Win formated NTFS external hard drives

DrFinkle

macrumors newbie
Original poster
Aug 28, 2006
21
0
Hello folks...

I am planning to cross over from a dedicated Windows user to Apple and get a Mac Book Pro in about 4 weeks. I am concerned about accessing my music and files which are all on NTFS formatted external hard drives. My questions: Will I be able to access these files on my network? Will I be able to write to these drives? If I decided to reformat them to be Mac-compatible should I use FAT (not even sure if this will work) or is there a Mac format that is necessary in order to write to them? If I format them in a Mac format will I be able to read/write to them from a Windows machine?

Thanks for your help.

DrFinkle:confused:
 

almightyshoe

macrumors regular
Jun 4, 2006
118
0
B-Town, India
I ran into this same problem. NTFS is Windows proprietary, so Mac can read but not write. I solved this by borrowing my roommate's external drive formatted in FAT32, copying from the NTFS drive to the FAT32, then formatting the NTFS to a Mac friendly format.

Summary:

NTFS: Mac: Read, no write Windows: Read/Write

FAT32: Both OS: Read/write
 

robbieduncan

Moderator emeritus
Jul 24, 2002
24,638
61
Harrogate
If the drives are shared over the network via SMB (Windows File Sharing) or NFS you will be able to write to them without issue from a Mac. This is because the computer sharing them out knows how to write to NTFS.
 

DrFinkle

macrumors newbie
Original poster
Aug 28, 2006
21
0
Limits of FAT32

I am planning on 'phasing out' my WinXP machine so I would like to optimize things for Mac. If I reformat my hard drive to FAT32 then I am limited to 4G files - I assume this is regardless of Mac or Win usage? Does the Mac system utilize a format that allows files to exceed this size? Thanks.

DrFinkle
 

gothicx00

macrumors member
Aug 7, 2006
53
0
Another solution, that I use for one of my external drives, is to format it in OS X native HFS+ format, and get mediafour's MacDrive. It costs $50, but if your are a resourceful internet user ;) you can get it for far less ;) ;) (if you know what i mean)

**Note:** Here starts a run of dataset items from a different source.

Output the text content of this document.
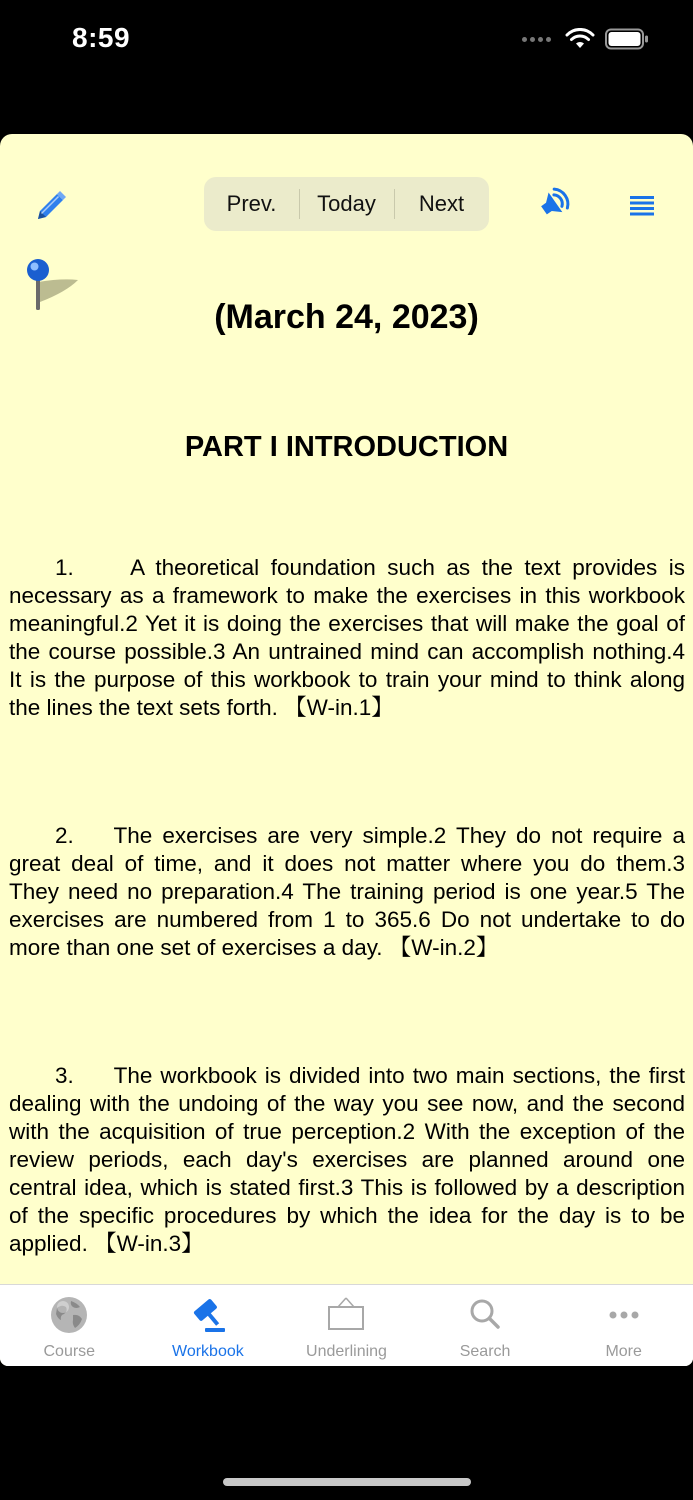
8:59
Prev.	Today	Next
(March 24, 2023)
PART I INTRODUCTION

1.	A theoretical foundation such as the text provides is necessary as a framework to make the exercises in this workbook meaningful.2 Yet it is doing the exercises that will make the goal of the course possible.3 An untrained mind can accomplish nothing.4 It is the purpose of this workbook to train your mind to think along the lines the text sets forth. 【W-in.1】

2. The exercises are very simple.2 They do not require a great deal of time, and it does not matter where you do them.3 They need no preparation.4 The training period is one year.5 The exercises are numbered from 1 to 365.6 Do not undertake to do more than one set of exercises a day. 【W-in.2】

3. The workbook is divided into two main sections, the first dealing with the undoing of the way you see now, and the second with the acquisition of true perception.2 With the exception of the review periods, each day's exercises are planned around one central idea, which is stated first.3 This is followed by a description of the specific procedures by which the idea for the day is to be applied. 【W-in.3】

Course	Workbook	Underlining	Search	More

Then your windows box will recognize the HFS+ formatted drive. Also i do believe there is something in MacDrive's EULA that allows you to install it on any computer you want to access your drive as long as you uninstall it when you are done. A sort of temporary utility installation if you will. Then what you could do is format your external drive with two partitions. One thats about 10mb formated in FAT or whatever and put the MacDrive install files there. Then format the rest in HFS+. That way when you take that drive to somebody else's computer, you plug it up, it will see that small 10mb partition. You install MacDrive, reboot and it will see the rest of the drive.

Genius huh?
 

Temujin

macrumors 6502a
Oct 1, 2005
905
2
Copenhagen
DrFinkle said:
I am planning on 'phasing out' my WinXP machine so I would like to optimize things for Mac. If I reformat my hard drive to FAT32 then I am limited to 4G files - I assume this is regardless of Mac or Win usage? Does the Mac system utilize a format that allows files to exceed this size? Thanks.

DrFinkle
Nope, still 4GB. Have a look at this http://www.mediafour.com/products/macdrive6/ if you guys want to use a mac formatted drive on a windows machine. I use it and it works great.
 

robbieduncan

Moderator emeritus
Jul 24, 2002
24,638
61
Harrogate
DrFinkle said:
I am planning on 'phasing out' my WinXP machine so I would like to optimize things for Mac. If I reformat my hard drive to FAT32 then I am limited to 4G files - I assume this is regardless of Mac or Win usage? Does the Mac system utilize a format that allows files to exceed this size? Thanks.

DrFinkle
Macs use HFS+. Files can be up to 16 Exibytes in size ( 1EiB=2^60 bytes).